Method and Apparatus for Performing Song Detection on Audio Signal

PublishedNovember 26, 2013

Assigneenot available in USPTO data we have

Technical Abstract

Patent Claims

16 claims

Legal claims defining the scope of protection, as filed with the USPTO.

1. A method of performing song detection on an audio signal, comprising: classifying clips of the audio signal into classes comprising music and non-music; detecting class boundaries of the music clips as candidate boundaries; and deriving at least one combination including one or more non-overlapped sections bounded by the candidate boundaries, each of the at least one combination is derived by: detecting each music segment bounded by two subsequent candidate boundaries t 1 and t 2 and longer than a predetermined minimum song duration as a candidate song; and forming the combination by including the candidate song [t 1 t 2 ] with their extensions as a section, wherein each extension is obtained by at least one of the following: extending the boundary t 1 of the candidate song [t 1 , t 2 ] to the candidate boundary t 1 −l 1 of a music segment [t 1 −l 1 , t 1 −l 2 ] in the left direction; and extending the boundary t 2 of the candidate song [t 1 , t 2 ] to the candidate boundary t 2 +l 4 of a music segment [t 2 +l 3 , t 2 +l 4 ] in the right direction, 11 , 12 , 13 , and 14 are shifting parameters; wherein the candidate boundary is based upon a content coherence distance which indicates that a candidate boundary is true, and wherein each of the sections meets the following conditions: 1) including at least one music segment longer than a predetermined minimum song duration as a candidate song, 2) shorter than a predetermined maximum song duration, 3) both starting and ending with a music clip, and 4) a proportion of the music clips in each of the sections is greater than a predetermined minimum proportion.
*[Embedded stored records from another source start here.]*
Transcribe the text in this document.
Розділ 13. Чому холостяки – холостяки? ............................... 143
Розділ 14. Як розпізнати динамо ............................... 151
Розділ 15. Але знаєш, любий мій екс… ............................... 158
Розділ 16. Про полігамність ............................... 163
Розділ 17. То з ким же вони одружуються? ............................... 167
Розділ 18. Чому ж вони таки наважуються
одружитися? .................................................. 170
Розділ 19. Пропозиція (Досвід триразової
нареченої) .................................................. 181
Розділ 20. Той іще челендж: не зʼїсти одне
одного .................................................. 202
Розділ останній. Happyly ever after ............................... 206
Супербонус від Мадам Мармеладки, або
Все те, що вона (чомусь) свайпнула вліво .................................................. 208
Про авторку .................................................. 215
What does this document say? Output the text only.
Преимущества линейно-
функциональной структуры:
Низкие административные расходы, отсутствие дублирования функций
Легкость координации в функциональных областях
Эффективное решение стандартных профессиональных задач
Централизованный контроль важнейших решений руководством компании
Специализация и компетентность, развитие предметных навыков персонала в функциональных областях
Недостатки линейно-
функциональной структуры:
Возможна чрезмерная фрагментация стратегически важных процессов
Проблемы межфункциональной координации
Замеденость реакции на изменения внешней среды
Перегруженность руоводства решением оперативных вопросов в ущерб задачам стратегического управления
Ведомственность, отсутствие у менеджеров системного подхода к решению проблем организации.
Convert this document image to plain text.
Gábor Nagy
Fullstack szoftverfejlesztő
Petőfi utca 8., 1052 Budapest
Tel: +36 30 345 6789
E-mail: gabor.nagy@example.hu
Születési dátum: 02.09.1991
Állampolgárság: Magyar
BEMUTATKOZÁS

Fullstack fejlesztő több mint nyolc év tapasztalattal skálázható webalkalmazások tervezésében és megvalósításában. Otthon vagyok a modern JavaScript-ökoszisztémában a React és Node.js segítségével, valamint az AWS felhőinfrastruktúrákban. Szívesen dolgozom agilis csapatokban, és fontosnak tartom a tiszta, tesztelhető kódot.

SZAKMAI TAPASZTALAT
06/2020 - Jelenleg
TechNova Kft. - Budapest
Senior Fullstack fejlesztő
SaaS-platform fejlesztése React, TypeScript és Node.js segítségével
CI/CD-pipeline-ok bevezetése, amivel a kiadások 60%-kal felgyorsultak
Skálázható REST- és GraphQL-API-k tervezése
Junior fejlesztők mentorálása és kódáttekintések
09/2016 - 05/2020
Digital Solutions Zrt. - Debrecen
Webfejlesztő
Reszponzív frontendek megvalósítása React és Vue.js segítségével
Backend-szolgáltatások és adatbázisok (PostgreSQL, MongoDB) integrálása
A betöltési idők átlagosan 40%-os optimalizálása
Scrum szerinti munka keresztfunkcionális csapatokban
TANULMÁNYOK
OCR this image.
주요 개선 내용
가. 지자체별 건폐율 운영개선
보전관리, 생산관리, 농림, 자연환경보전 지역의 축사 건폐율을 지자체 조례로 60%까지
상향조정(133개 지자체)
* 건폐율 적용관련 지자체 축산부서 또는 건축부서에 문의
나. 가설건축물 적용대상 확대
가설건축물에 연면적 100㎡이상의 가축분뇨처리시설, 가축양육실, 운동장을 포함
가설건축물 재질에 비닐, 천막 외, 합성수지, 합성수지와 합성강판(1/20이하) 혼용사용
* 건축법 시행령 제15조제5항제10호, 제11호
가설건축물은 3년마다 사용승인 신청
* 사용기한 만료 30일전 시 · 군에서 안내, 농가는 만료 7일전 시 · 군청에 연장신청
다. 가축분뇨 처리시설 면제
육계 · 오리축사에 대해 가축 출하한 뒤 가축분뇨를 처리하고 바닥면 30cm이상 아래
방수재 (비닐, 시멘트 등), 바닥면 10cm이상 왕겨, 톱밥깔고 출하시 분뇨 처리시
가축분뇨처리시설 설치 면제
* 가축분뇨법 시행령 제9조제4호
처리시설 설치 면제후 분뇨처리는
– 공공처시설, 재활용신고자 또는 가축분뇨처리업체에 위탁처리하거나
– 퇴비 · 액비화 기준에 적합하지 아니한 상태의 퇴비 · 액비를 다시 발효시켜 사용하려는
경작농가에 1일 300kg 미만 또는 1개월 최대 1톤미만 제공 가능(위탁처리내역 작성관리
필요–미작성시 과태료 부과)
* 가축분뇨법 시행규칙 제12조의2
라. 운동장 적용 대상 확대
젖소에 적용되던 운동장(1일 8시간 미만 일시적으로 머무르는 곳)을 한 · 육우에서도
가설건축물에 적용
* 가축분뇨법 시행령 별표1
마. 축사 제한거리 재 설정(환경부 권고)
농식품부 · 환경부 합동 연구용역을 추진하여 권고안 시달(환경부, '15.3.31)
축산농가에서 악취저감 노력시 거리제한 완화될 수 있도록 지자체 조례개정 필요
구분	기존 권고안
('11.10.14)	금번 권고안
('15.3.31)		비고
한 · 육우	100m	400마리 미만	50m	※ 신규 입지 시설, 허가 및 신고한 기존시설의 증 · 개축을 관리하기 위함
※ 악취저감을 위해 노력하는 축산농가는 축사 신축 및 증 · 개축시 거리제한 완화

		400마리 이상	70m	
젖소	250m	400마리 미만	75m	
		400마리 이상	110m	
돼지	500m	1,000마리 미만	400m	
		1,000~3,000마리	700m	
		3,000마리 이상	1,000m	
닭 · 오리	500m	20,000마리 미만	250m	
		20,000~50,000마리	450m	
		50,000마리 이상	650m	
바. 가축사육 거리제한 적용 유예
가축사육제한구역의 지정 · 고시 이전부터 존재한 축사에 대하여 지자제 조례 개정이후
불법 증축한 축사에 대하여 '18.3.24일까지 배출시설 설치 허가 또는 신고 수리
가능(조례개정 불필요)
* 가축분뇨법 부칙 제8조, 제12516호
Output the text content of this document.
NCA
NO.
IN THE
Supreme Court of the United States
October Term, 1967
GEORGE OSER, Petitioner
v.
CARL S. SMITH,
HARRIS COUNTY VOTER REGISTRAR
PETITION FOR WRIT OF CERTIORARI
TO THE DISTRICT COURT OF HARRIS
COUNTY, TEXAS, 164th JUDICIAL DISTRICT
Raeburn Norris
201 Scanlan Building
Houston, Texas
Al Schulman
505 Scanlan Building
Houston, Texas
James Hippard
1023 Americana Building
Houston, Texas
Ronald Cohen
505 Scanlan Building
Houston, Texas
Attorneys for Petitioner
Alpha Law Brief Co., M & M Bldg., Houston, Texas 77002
2. The method according to claim 1 , wherein the class boundaries are detected as a first type, and the detecting further comprises: detecting every position within every music segment as candidate boundaries of a second type, wherein the position is detected if a content dissimilarity between two first windows disposed about the position is higher than a first threshold.

3. The method according to claim 2 , wherein the classes further comprise speech, and the detecting further comprises: searching for two repetitive sections [t 1 , t 2 ] and [t 1 +l, t 2 +l] in the audio signal, with l is shorter than the predetermined maximum song duration; if one of the candidate boundaries in the section [t 1 , t 2 +l] is within a music segment, removing the candidate boundary; if a speech segment in the section [t 1 , t 2 +l] bounded by two of the candidate boundaries has a length smaller than a second threshold, identifying the two candidate boundaries as to-be-removed; and removing all the to-be-removed candidate boundaries, or changing one or more pairs of two to-be-removed candidate boundaries bounding a music segment as the second type and removing the remaining to-be-removed candidate boundaries.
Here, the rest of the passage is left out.